At a certain point, yes the classic exploration game is about the exploration of adventure locations and the struggles of ‘adventurers’ within them. This isn’t to say characters don’t develop - but they generally don’t start as developed.
The character begins largely as a cypher, with information about them only as far as necessary for the character to begin to interact with exploration challenges (stats, equipment, abilities). Personality, goals and relationships aren’t usually part of that, but if a player wants they can decide the PC’s personality and past. What the player can’t do is dictate the character’s future.
In a classic game, character relationships, goals and personality are earned through play. Encounters with factions and NPCs create enemies and allies while incidents, curses, blessings and interactions with strange things add oddities and quirks to the PC. Presumably with a structured enough campaign design one can start with a more heavily sketched out character (5E in some ways seeks to start PCs with relationships, personalities and goal … but doing so by the book requires using the Forgotten Realms), but it’s not needed or especially popular.
Another distinction is that the setting and GM in a classic playstyle will rarely force player action based on character psychology. In the absence of curses, charms and other rare mechanical effects, how the character’s inner world effects their actions is another player decision. The setting and GM of course also aren’t their to help build a psychological profile of your character or indulge the players desire to act out a specific one. If you want your PC to run from certain creatures - they can, but this doesn’t mean the GM and setting have any duty to treat that character in a specific way or insure their survival, and likewise your fellow party members may soon resent impetuous acts and desertion. I have been in games that descended into lethal PvP over someone playing some aspect of their characters personality in a way which endangered the party.
To respond to the example, in a classic game you don’t say “I’m an archeology professor/explorer whose advantages are: charm, luck, scholarship and disadvantages are: phobia - snakes, womanizing, hatred of father”. Your character starts simply, and while you can evolve traits, fears and such that effect play, as a player you don’t have the privledge of falling back on your personal fiction to redirect the locus of play to your specific character or the expectation that the setting and GM will bend to accommodate your backstory.
Over time your explorer may develop certain traits and behaviours, either through mechanical effects (cursed with a fear of snakes - must Save v. Spell to avoid fleeing from serpents) or simply ticks that the player decides on. Such personality traits, like relationships between characters or between characters and NPCS are almost always amechanical, but are usually accepted with better cheer by fellow players because they were developed through play and shared experiences. Coming into the cooperative endeavour of the adventuring party asking for special consideration from the GM because you’ve decided your PC has a special destiny or demanding that your fellow players indulge dangerous limitations you’ve placed on your PC for kicks is generally not something that the ethos of classic play approves of. This is not encoded in any ruleset I know of however, and if your table wants to make things harder by establishing backstories and foibles for PCs prior to play, as long as your GM is on board to work those prior relationships into the setting it can be done.

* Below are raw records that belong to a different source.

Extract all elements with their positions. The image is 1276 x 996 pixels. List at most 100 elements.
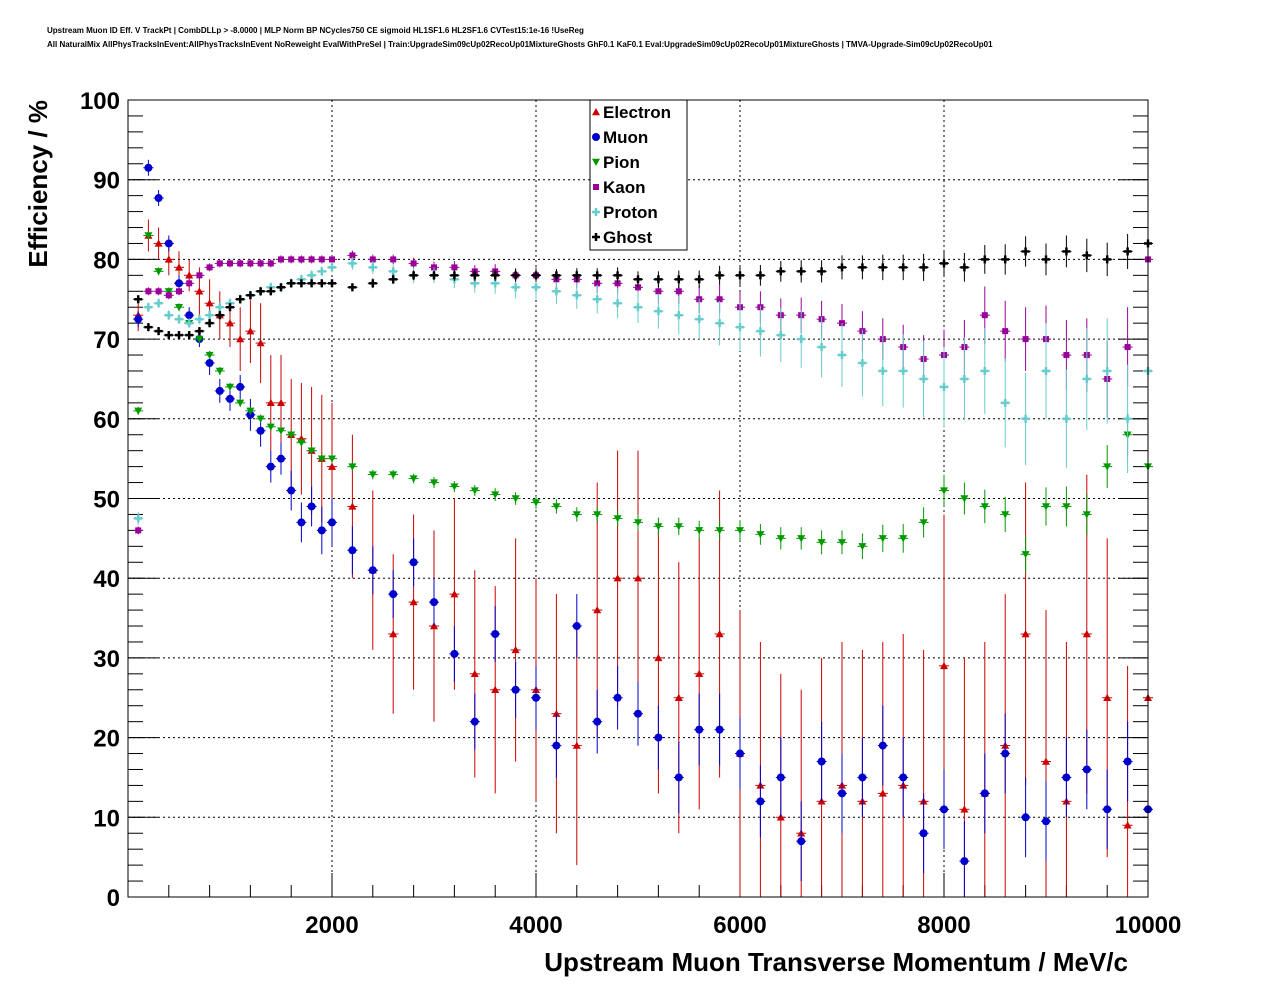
data-point (511, 283, 520, 292)
legend-label: Electron (603, 103, 671, 122)
data-point (175, 263, 183, 271)
data-point (154, 299, 163, 308)
data-point (1021, 247, 1030, 256)
data-point (215, 311, 224, 320)
data-point (246, 327, 255, 335)
data-point (654, 523, 663, 531)
data-point (511, 495, 520, 503)
data-point (410, 260, 417, 267)
data-point (1082, 374, 1091, 383)
data-point (134, 295, 143, 304)
data-point (450, 649, 459, 658)
data-point (817, 757, 826, 766)
legend-marker (592, 133, 600, 141)
data-point (532, 499, 540, 507)
data-point (227, 260, 233, 267)
data-point (532, 271, 540, 280)
legend-marker (592, 108, 600, 116)
data-point (277, 454, 285, 463)
data-point (349, 252, 356, 259)
data-point (797, 535, 806, 543)
data-point (368, 279, 377, 288)
y-tick-label: 30 (93, 646, 120, 673)
data-point (940, 259, 948, 268)
data-point (960, 374, 969, 383)
data-point (430, 271, 438, 280)
data-point (470, 717, 479, 726)
data-point (450, 483, 459, 491)
data-point (226, 319, 234, 327)
data-point (878, 366, 887, 375)
data-point (144, 303, 153, 312)
data-point (185, 271, 194, 279)
data-point (287, 279, 296, 288)
data-point (430, 598, 438, 607)
x-tick-label: 4000 (509, 912, 562, 939)
data-point (695, 315, 704, 324)
data-point (389, 267, 398, 276)
x-tick-label: 6000 (713, 912, 766, 939)
data-point (409, 475, 418, 483)
y-tick-label: 50 (93, 487, 120, 514)
data-point (277, 283, 285, 292)
data-point (389, 471, 398, 479)
data-point (552, 709, 561, 717)
data-point (858, 773, 867, 782)
data-point (695, 669, 704, 678)
data-point (175, 331, 183, 340)
data-point (654, 733, 663, 742)
data-point (247, 260, 254, 267)
data-point (532, 283, 540, 292)
data-point (236, 382, 245, 391)
data-point (940, 382, 948, 391)
data-point (1001, 511, 1010, 519)
y-tick-label: 70 (93, 327, 120, 354)
tick-labels: 2000 4000 6000 8000 10000 0 10 20 30 40 50 60 70 80 90… (80, 88, 1181, 939)
data-point (674, 773, 683, 782)
data-point (634, 303, 642, 312)
data-point (196, 272, 203, 279)
data-point (776, 535, 785, 543)
data-point (328, 279, 336, 288)
data-point (919, 519, 928, 527)
data-point (491, 491, 500, 499)
data-point (756, 531, 765, 539)
data-point (409, 598, 418, 606)
data-point (134, 315, 143, 324)
data-point (470, 271, 479, 280)
data-point (552, 271, 561, 280)
data-point (451, 264, 458, 271)
data-point (674, 311, 683, 320)
data-point (236, 295, 245, 304)
data-point (226, 394, 234, 403)
data-point (715, 527, 724, 535)
data-point (348, 463, 357, 471)
data-point (297, 518, 306, 527)
data-point (919, 374, 928, 383)
data-point (593, 511, 602, 519)
data-point (1042, 255, 1050, 264)
data-point (797, 335, 806, 344)
data-point (1062, 247, 1071, 256)
data-point (348, 259, 357, 268)
data-point (154, 194, 163, 203)
data-point (776, 331, 785, 340)
data-point (899, 535, 908, 543)
legend: Electron Muon Pion Kaon Proton Ghost (589, 99, 688, 251)
data-point (236, 399, 245, 407)
data-point (257, 260, 264, 267)
data-point (185, 331, 194, 340)
data-point (185, 319, 194, 328)
data-point (307, 447, 316, 455)
data-point (858, 263, 867, 272)
data-point (195, 327, 204, 336)
y-tick-label: 10 (93, 805, 120, 832)
data-point (858, 543, 867, 551)
data-point (491, 685, 500, 693)
series-muon (133, 159, 1153, 897)
data-point (256, 339, 265, 347)
data-point (1103, 463, 1112, 471)
data-point (756, 327, 765, 336)
data-point (817, 539, 826, 547)
data-point (980, 503, 989, 511)
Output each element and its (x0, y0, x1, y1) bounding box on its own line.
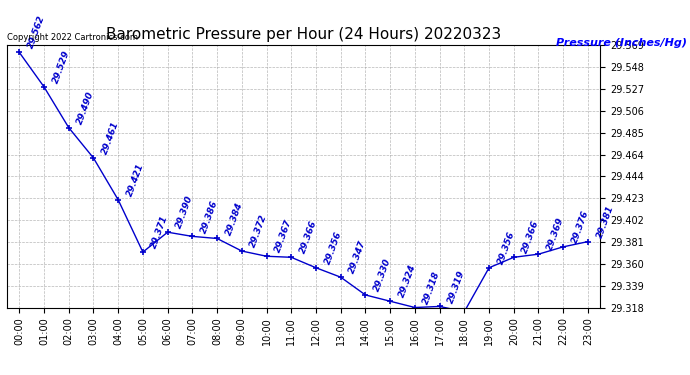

Of course design principles that usually include high lethality rulesets, location based play, faction relations and the party (rather then individual PC) as narrative agent often makes such preparatory work tragically futile either through character death or simply different goal and PC/NPC relations emerging through play.
I will add that in every classic style game I’ve played or run over several years, and that lasted more then two or three sessions, interesting characters have emerged. My ratcatcher who transformed slowly into a revolutionary mystic of a forgotten anarchic rat goddess, my evil parody elf/door wizard who ended up repeatedly heroically risking himself to protect his party until getting killed doing so, and even my fighter who became greedier and more impetuous until he decided to prove that a trapped statue didn’t really breath fire by stepping in front of it - the molten gold and silver from his armor was hard to recover. These are only a few of my PCs in two games - everyone I’ve played with has stories of characters with personalities, most of which evolved through play.